From 1906 to 1934, Eugene de Salignac shot over twenty thousand 8-by-10-inch glass-plate negatives of New York City. As sole photographer at the Department of Bridges/Plant and Structures during that period of dizzying growth, he masterfully documented the creation of the city's modern infrastructure-bridges, major municipal buildings, roads, and subways. His work is a testament to the emergence of the modern city, its architecture and infrastructure, and those who built it.

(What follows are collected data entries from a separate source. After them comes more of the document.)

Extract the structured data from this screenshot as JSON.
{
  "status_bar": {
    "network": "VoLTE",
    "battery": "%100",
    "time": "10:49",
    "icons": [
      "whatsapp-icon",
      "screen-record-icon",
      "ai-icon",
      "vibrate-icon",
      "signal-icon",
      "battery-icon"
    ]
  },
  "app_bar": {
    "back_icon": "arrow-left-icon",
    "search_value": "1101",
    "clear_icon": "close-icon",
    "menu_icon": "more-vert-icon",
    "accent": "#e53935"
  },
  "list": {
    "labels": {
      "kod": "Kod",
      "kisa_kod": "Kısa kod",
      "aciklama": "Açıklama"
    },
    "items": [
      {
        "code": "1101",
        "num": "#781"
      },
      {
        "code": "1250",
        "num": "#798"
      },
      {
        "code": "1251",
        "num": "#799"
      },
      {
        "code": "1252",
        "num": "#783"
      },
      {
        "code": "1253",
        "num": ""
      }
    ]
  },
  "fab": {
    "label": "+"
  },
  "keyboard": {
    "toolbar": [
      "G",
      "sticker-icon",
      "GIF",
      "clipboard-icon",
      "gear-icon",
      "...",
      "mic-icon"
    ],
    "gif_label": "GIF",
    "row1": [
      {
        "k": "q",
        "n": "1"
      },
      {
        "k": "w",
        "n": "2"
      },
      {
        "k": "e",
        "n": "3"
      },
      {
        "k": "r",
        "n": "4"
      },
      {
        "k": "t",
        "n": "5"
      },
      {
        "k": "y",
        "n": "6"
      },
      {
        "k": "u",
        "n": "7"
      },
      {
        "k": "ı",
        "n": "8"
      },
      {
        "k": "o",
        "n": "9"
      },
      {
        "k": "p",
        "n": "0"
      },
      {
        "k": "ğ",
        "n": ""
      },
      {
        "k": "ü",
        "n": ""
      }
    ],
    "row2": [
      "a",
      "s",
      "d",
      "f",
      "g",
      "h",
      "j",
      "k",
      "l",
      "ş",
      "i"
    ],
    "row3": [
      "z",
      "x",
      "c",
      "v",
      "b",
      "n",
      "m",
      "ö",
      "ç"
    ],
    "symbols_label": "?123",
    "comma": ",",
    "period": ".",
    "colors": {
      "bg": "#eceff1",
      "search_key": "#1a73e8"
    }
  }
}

The Brooklyn Bridge would be a continual source of inspiration to de Salignac and a constant presence in his work. On September 22, 1914, he photographed a group of painters at work on its lower trusses. He must have had a spark of inspiration that day; two weeks later he returned and posed the men on the web of wires like notes on a musical scale, the result of which can be seen in this photograph. The image was obviously planned, as evidenced by the relaxed nature of these fearless men who appear without their equipment and are joined, uncustomarily, by their supervisor. No vintage print of this iconic photo—the most famous of de Salignac's images—is known to exist.
For years these remarkably lyrical photographs have been used in books and films, but never credited to de Salignac. The monograph New York Rises (copublished by Aperture and the New York City Department of Records/Municipal Archives, 2007) sets the record straight, and presents them for the first time as an aesthetically coherent oeuvre by a photographer with a unique vision.
Eugene de Salignac (born in Boston, 1861; died 1943) was a self-trained American photographer born into an eccentric family of exiled French nobility. He began as an assistant in the Department of Bridges in 1903, and from 1906 to 1934 was the sole photographer working for the department.